1. Traditional Prop Firms
Traders usually work in-house at an office. You often receive intensive training, mentorship, and access to firm capital. The firm may pay a salary or a draw (advance against future profits). It usually requires prior experience and a trader shall pass a complex hiring process.
2. Retail (Online) Prop Firms
They operate remotely and accept traders worldwide. They use a challenge-based model to assess new traders. There is no salary, only profit splits.
Popular examples: FTMO, Topstep, MyForexFunds (before shutdown), Apex Trader Funding, and Supertrade
This article focuses on online retail prop firms, which are more accessible to the general public.
The Prop Firm Evaluation Process
Most online prop firms use a multi-step evaluation to test your skills before funding you. Here’s how it typically works:
1. The Challenge (or Phase 1)
You trade a demo account under strict rules. Requirements might include:
- Hit a profit target (e.g., 10%)
- Do not exceed a daily loss limit (e.g., 5%)
- Do not exceed a max drawdown (e.g., 10%)
- Trade for a minimum number of days (e.g., 10 trading days)
2. Verification (or Phase 2)
A second round with similar rules but usually a lower profit target.
3. Funded Account
Once you pass, you get access to a funded account (often simulated but monitored). You keep a percentage of the profits, and you continue following the rules. If you fail to follow the rules, you can lose your funded account.
What Can You Trade?
Prop firms typically allow trading in:
- Forex
- Indices (like S&P 500 or NASDAQ)
- Commodities (like gold or oil)
- Crypto (with some firms)
- Futures (mainly for futures-specific prop firms) Each firm will have its own list of allowed instruments and trading platforms (MetaTrader 4/5, TradingView, NinjaTrader, etc.).
Pros of Trading with a Prop Firm
1. Access to Capital
Most people don’t have tens of thousands of dollars to trade with. Prop firms give you access to large accounts, and you don’t risk your own savings.
2. Defined Risk Rules
Even though defined risk rules restrict, they also teach you risk management, which is an essential skill for long-term success.
3. Performance-Based Rewards
You’re not paid based on your resume, only your trading performance.
4. No Personal Risk (Once Funded)
Once you’re funded, you’re not responsible for losses. Your personal capital isn’t at risk, unlike regular trading.
5. Remote and Flexible
You can trade from anywhere in the world with internet access and a computer.
Cons and Risks to Consider
1. Strict Rules
You must stick to the firm's risk management rules. Even one mistake (like hitting the daily drawdown) can disqualify you.
2. Challenge Fees
Most firms charge $100 to $1,000+ to take a challenge. This fee is non-refundable unless you pass.
3. Simulated Accounts
Many “funded” accounts are simulated. Your trades are not actually placed on the market, but your performance is still tracked for payout.
4. Profit Payouts Vary
Some firms delay payouts or change terms.

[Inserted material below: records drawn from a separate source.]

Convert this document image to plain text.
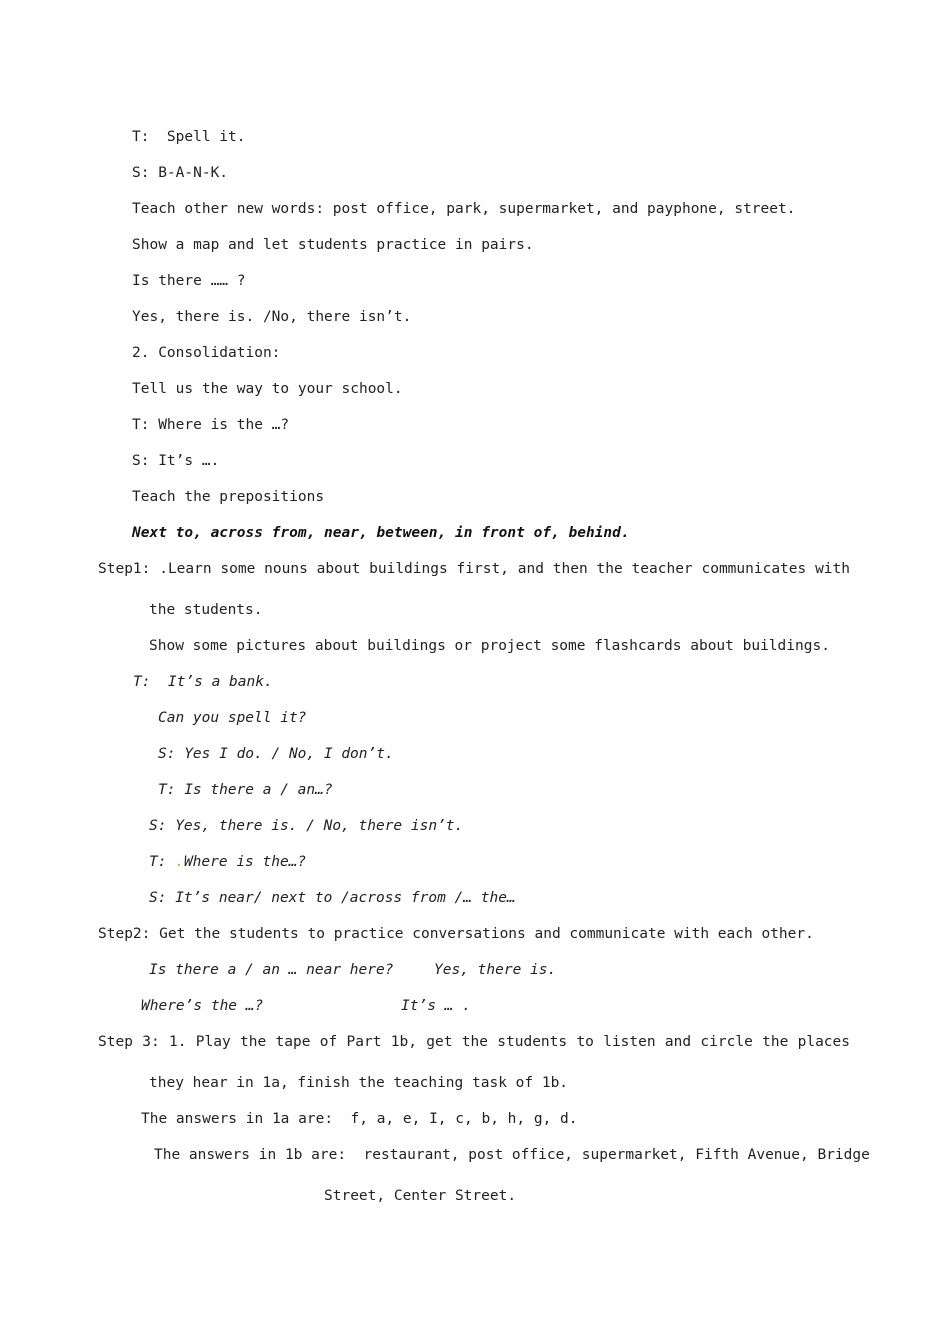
T:  Spell it.
S: B-A-N-K.
Teach other new words: post office, park, supermarket, and payphone, street.
Show a map and let students practice in pairs.
Is there …… ?
Yes, there is. /No, there isn’t.
2. Consolidation:
Tell us the way to your school.
T: Where is the …?
S: It’s ….
Teach the prepositions
Next to, across from, near, between, in front of, behind.
Step1: .Learn some nouns about buildings first, and then the teacher communicates with
the students.
Show some pictures about buildings or project some flashcards about buildings.
T:  It’s a bank.
Can you spell it?
S: Yes I do. / No, I don’t.
T: Is there a / an…?
S: Yes, there is. / No, there isn’t.
T: .Where is the…?
S: It’s near/ next to /across from /… the…
Step2: Get the students to practice conversations and communicate with each other.
Is there a / an … near here?	Yes, there is.
Where’s the …?	It’s … .
Step 3: 1. Play the tape of Part 1b, get the students to listen and circle the places
they hear in 1a, finish the teaching task of 1b.
The answers in 1a are:  f, a, e, I, c, b, h, g, d.
The answers in 1b are:  restaurant, post office, supermarket, Fifth Avenue, Bridge
Street, Center Street.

It's essential to read the fine print and check reviews from other traders.
5. No Guaranteed Income
You only make money when you're profitable. No base salary is offered.

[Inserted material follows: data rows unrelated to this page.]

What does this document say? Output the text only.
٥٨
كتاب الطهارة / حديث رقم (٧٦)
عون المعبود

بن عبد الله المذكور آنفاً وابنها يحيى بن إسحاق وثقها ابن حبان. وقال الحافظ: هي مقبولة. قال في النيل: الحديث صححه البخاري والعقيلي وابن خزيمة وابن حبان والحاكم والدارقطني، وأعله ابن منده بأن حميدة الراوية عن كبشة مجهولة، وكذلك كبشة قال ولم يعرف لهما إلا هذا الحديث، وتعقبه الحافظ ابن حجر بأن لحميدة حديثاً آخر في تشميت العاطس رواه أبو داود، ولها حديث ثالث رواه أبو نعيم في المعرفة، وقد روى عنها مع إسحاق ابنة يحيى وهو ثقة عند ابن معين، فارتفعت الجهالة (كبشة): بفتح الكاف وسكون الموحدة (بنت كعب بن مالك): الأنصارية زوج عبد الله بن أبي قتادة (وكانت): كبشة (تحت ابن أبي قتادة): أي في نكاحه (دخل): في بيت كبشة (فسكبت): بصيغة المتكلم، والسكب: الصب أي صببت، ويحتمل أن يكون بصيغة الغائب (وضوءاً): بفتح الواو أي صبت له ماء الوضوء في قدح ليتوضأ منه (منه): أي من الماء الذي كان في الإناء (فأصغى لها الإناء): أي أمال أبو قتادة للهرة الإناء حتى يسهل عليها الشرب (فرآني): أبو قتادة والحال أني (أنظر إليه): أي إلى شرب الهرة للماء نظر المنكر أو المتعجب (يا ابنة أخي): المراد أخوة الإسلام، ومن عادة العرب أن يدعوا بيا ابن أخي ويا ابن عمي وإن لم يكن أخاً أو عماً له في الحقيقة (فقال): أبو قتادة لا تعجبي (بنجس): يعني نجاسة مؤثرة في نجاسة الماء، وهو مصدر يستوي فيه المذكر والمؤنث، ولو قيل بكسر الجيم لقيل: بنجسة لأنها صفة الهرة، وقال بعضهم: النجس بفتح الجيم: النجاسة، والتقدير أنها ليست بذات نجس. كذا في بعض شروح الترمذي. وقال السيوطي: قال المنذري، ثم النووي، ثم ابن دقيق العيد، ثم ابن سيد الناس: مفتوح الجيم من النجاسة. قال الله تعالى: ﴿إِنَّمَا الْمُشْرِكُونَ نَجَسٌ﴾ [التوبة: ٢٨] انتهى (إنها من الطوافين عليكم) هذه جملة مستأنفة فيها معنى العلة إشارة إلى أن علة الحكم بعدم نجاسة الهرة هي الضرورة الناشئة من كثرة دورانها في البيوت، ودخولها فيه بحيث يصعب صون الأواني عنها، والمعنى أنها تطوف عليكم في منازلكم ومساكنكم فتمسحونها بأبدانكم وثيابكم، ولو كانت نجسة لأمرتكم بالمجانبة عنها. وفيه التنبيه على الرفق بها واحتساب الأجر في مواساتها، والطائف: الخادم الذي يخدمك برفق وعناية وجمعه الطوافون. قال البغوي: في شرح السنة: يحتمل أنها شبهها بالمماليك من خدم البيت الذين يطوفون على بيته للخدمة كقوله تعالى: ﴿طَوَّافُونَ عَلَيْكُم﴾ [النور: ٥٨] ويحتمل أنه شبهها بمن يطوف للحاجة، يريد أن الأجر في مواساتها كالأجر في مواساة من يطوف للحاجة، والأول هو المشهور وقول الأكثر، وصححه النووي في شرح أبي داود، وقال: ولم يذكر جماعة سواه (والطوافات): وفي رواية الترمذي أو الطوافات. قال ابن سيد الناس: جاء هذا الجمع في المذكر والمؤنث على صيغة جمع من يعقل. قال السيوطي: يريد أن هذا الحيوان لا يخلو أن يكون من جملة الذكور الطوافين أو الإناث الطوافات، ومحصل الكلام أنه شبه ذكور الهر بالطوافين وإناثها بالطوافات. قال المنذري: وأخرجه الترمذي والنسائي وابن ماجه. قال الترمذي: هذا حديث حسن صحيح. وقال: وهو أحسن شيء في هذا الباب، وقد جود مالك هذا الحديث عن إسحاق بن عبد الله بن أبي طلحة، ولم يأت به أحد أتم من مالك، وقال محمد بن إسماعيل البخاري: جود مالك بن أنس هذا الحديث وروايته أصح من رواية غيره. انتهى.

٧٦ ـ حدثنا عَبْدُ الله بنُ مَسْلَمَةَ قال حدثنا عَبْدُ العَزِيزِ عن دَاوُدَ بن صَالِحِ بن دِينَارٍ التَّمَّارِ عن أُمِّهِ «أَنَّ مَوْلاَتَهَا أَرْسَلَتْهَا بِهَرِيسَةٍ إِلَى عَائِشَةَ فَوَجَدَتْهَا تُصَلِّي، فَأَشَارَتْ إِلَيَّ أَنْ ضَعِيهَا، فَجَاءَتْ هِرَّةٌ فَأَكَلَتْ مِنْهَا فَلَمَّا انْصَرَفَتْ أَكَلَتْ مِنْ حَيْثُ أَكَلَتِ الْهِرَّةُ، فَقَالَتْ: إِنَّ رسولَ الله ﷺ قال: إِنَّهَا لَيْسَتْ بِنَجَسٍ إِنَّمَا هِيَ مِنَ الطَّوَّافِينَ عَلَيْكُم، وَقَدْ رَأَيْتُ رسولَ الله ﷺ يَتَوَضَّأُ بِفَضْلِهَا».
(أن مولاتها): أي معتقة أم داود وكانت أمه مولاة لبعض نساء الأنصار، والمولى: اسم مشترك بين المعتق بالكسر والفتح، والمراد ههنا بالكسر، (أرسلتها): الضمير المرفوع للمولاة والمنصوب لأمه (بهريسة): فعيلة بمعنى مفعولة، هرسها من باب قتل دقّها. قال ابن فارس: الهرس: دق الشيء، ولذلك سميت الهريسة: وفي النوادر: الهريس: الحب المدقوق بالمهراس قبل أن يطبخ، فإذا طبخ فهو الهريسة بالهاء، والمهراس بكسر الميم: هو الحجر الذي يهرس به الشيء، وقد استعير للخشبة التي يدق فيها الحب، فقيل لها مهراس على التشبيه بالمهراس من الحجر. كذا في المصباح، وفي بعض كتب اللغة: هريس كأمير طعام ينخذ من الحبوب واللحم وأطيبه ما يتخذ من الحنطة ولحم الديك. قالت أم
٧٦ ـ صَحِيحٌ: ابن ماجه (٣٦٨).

Things to Know Before You Sign Up
Before you dive into a prop firm challenge, make sure you understand the following.
Understand the Rules
Each firm has its own trading guidelines. Learn about the profit targets, drawdown limits, lot sizes, and time requirements.
Choose the Right Firm
Look for reputable firms with good reviews, fast payouts, and transparent policies. Avoid firms with a history of poor communication or hidden fees.
Practice First
Try a demo account or practice on a simulator to build consistency before you pay for a challenge.
Have a Strategy
Random trades won’t cut it. You need a tested strategy with clear entry/exit rules, risk control, and discipline.
Plan for Failure
Most people don’t pass on their first attempt. Budget accordingly and use each challenge as a learning experience.
Final Thoughts
Proprietary trading firms offer a good opportunity for traders who want to access large capital without putting their own money at significant risk. For disciplined, skilled traders, it can be a gateway to trading professionally.